Then I had some down time.
Down time is not a bad thing, except when it leads to wasted time. So, at first I wasn't wasting time, since I was merely exploring the various avenues available on www.brucespringsteen.net, which happens to be one of the reasons the Internet is still around. Then I discovered the Boss had his own Twitter account. "Hmmm," I thought. "Maybe Twitter isn't as lame as I thought."
Since pretty much anything the Boss writes is profound and potentially life altering, I decided to check out the Boss's tweets (which, I know, sounds dirty). To my disappointment, http://twitter.com/springsteen offers little of true value, being nothing more than news updates and advertisements.
So much for working class wisdom in 140 characters or less.
Still, I became intrigued with Twitter. Although I am habitually long-winded, I liked the challenge in condensing my aimless musings down to something that could fit on the inside of a gum wrapper. After all, it worked great for the guy who came up with Bazooka Joe.
So, I set up a Twitter account.
Part of me was really excited about tweeting. I figured since no one reads my long blog posts anyway, shorter posts might attract more readers. A Low-Tech tweet might be my ticket to a loyal fan following.
I was wrong. As soon as I posted my first tweet, I expected to have at least twenty-five followers in fifteen minutes. No such luck. It has been at least an hour and a half since that first tweet, and I am yet to have one follower. Either my friends hate me, or they don't know I'm tweeting.
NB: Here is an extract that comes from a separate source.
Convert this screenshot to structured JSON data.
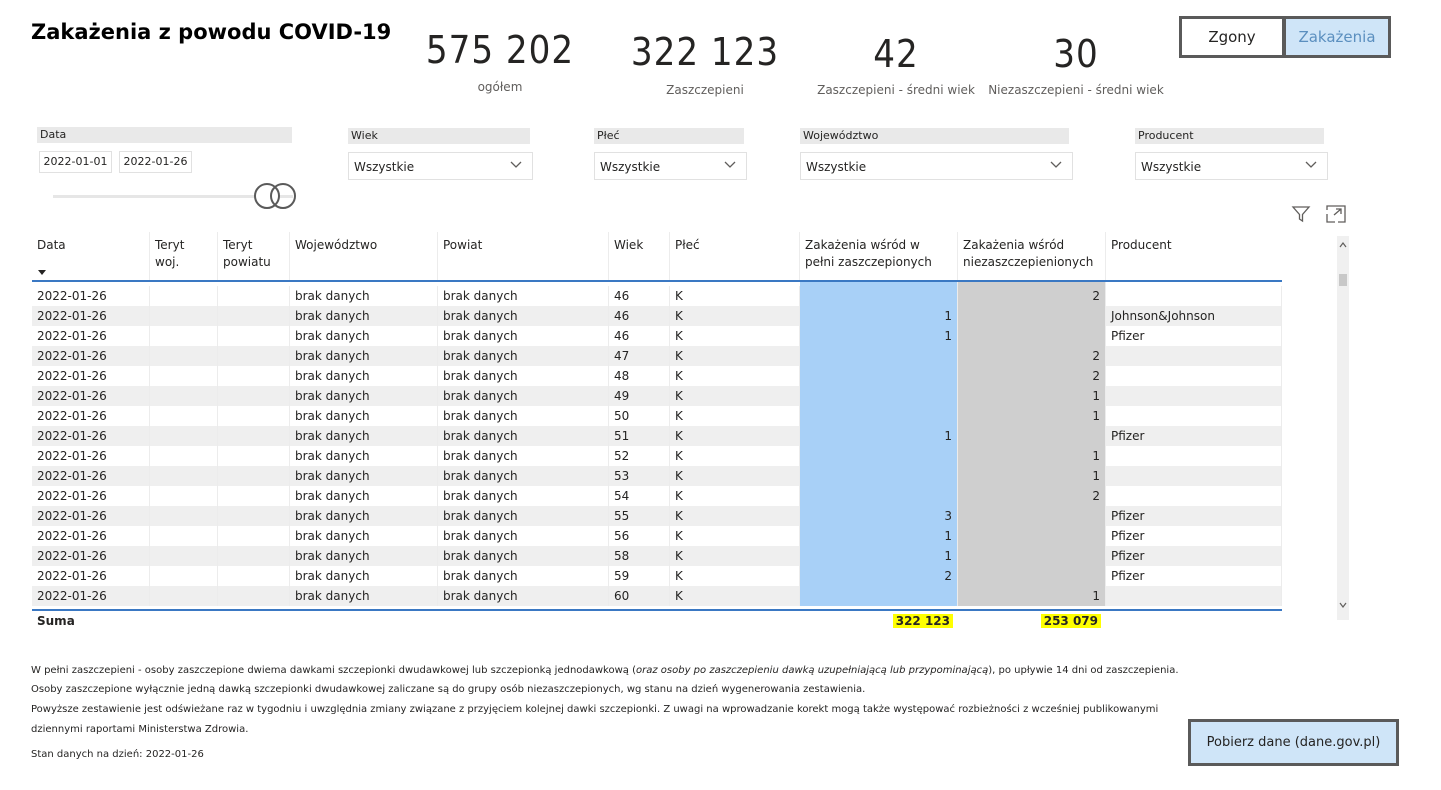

Gaining followers is not the only challenge Twitterers face, I've discovered. Despite what the makers of Laffy Taffy and fortune cookies might think, coming up with something funny or profound in 140 words is not as easy as it sounds. My first tweet was about reading Ovid on Sunday morning. My second tweet will be about how lame my first tweet was. My third tweet will probably be about taking a nap.